Optimisme dapat membawa kita kepada sebuah kondisi yang lebih baik. 
Optimisme juga mampu menjadikan kehidupan kita berubah semakin bahagia. 
Mengapa? Karena kehidupan yang baik itu kitalah yang menentukan. Di 
sinilah kita perlu membedakan antara nasib dan takdir. Nasib tidak dapat
 diubah, seperti kita lahir di keluarga mana, punya fisik seperti apa, 
dan lain sebagainya. Tapi soal takdir, itu bisa diubah.

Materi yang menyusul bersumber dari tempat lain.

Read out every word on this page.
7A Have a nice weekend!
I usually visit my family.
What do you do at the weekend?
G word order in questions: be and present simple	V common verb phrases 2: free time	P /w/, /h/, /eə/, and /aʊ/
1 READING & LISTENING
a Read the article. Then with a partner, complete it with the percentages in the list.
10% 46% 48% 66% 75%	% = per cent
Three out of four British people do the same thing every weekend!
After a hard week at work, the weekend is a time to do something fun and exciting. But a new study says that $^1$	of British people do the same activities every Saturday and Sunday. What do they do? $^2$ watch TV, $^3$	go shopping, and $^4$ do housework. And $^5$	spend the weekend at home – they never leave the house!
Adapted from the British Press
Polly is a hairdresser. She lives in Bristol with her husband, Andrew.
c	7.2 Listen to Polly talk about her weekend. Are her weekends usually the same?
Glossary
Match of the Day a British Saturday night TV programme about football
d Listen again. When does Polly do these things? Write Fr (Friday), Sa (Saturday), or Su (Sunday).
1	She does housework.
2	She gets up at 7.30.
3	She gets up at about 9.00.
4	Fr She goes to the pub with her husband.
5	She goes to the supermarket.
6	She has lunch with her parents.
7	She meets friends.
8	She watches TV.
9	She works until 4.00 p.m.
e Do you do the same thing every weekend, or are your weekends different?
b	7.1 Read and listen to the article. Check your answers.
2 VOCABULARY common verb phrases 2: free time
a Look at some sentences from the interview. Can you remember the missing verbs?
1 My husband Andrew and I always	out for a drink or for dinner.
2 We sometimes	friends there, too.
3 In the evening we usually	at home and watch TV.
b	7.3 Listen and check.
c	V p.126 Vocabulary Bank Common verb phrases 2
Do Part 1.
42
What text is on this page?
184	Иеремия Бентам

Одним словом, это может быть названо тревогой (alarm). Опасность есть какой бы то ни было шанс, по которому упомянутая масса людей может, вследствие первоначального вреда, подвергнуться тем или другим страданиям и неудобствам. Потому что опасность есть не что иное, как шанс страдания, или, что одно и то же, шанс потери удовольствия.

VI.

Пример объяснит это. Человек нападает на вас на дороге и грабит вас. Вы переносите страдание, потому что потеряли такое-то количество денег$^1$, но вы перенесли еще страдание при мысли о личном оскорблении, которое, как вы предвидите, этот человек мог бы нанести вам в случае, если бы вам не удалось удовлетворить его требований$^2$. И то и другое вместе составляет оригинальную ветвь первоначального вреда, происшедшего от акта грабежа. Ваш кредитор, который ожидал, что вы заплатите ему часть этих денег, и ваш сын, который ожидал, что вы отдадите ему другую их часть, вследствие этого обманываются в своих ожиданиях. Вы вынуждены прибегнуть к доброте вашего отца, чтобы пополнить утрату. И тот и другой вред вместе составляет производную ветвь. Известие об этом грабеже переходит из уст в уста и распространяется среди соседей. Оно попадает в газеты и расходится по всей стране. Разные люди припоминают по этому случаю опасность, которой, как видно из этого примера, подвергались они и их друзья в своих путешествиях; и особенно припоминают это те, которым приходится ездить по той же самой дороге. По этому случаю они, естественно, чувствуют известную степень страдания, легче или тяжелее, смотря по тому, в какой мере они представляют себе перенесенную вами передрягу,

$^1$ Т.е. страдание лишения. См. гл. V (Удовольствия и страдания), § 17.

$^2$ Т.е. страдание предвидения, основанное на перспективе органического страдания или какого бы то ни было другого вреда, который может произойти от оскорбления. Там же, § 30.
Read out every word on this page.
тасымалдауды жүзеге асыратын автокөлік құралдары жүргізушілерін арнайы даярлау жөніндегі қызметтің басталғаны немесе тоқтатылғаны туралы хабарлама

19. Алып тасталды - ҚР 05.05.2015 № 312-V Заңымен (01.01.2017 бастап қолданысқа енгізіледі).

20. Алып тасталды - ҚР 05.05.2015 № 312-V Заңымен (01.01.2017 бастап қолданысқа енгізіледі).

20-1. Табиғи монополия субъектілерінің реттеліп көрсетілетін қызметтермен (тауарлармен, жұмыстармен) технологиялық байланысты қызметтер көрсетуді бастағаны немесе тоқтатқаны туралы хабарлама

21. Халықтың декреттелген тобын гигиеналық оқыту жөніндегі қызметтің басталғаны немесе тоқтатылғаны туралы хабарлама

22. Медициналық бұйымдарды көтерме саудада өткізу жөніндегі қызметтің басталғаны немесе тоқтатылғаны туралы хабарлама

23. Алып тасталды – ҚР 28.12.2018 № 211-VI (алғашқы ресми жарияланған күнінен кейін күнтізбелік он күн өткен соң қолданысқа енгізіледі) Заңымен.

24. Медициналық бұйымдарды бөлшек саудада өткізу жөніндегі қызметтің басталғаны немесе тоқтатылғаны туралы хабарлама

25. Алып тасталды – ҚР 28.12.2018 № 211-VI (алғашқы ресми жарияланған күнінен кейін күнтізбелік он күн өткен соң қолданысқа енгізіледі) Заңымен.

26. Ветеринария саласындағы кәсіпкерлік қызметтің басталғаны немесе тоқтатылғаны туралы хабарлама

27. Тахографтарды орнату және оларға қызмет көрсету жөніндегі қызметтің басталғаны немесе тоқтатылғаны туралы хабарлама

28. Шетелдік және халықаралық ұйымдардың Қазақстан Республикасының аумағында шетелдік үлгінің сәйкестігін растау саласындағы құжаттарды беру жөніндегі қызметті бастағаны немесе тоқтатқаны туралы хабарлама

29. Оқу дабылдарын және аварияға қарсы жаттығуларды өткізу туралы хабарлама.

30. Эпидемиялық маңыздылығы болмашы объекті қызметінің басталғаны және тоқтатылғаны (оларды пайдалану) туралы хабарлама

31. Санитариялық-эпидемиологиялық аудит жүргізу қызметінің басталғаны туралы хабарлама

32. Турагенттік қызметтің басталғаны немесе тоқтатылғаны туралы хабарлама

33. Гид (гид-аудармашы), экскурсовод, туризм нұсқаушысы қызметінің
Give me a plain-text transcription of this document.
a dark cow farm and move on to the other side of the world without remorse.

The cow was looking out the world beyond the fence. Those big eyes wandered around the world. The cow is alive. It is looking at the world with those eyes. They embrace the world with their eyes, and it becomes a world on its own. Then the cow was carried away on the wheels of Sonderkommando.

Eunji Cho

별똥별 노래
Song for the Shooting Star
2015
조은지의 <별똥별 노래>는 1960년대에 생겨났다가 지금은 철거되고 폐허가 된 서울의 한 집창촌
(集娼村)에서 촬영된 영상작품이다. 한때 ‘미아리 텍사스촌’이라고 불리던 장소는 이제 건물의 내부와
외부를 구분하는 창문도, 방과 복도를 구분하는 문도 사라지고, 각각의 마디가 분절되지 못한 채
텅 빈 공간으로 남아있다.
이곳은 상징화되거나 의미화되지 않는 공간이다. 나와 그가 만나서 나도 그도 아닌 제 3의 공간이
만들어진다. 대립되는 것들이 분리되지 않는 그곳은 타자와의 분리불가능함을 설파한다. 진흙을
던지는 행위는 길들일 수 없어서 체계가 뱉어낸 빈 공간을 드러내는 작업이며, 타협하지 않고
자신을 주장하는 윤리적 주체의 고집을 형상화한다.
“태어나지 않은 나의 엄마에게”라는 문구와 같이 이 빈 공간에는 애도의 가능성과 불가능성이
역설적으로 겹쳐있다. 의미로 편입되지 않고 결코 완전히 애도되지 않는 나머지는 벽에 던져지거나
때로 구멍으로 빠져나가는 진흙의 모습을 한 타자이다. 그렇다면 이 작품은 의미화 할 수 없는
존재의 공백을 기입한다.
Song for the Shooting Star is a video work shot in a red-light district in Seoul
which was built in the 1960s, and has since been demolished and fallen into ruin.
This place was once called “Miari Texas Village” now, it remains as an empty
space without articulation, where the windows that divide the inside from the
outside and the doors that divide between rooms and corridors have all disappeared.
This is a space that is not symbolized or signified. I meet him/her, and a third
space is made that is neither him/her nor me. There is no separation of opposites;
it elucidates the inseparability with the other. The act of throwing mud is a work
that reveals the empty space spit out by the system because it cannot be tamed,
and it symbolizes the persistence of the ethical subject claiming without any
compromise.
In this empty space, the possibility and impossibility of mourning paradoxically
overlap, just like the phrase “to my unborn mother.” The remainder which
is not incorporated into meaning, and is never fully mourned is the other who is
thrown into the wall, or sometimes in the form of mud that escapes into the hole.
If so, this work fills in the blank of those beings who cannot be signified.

Jadi masalah 
cerdas, kaya, ataupun sukses bukanlah nasib yang Allah turunkan pada 
kita, melainkan sebuah takdir baik yang perlu kita jemput.
Mungkin pada mulanya kita sering berpikir, “Kita yang berencana, 
Allah yang menentukan.” Tidakkah kita ingat bahwa Allah berfirman, 
“Sesungguhnya Allah tidak merubah suatu kaum, sebelum kaum itu 
merubahnya sendiri.” [QS. Ar-Ra’du: 11] Maka sekali lagi, kita perlu 
mengubah kondisi kita menjadi lebih baik. Atau lebih tepatnya menjemput 
takdir-takdir baik kita di masa depan. Allah sudah berikan rancangan 
kehidupan sedemikian rupa, barangsiapa yang rajin sedekah akan diberikan
 kelancaran rezeki, siapa yang bekerja keras dia akan menuai keuntungan,
 siapa yang menolong orang lain akan ditolong oleh-Nya, dan lain 
sebagainya. Masalahnya adalah, sudahkah kita memilih untuk itu? Sudahkah
 kita menjemput takdir baik itu? Lantas, bagaimana kalau kita balik, 
“Allah yang merencanankan, kitalah yang menentukan!”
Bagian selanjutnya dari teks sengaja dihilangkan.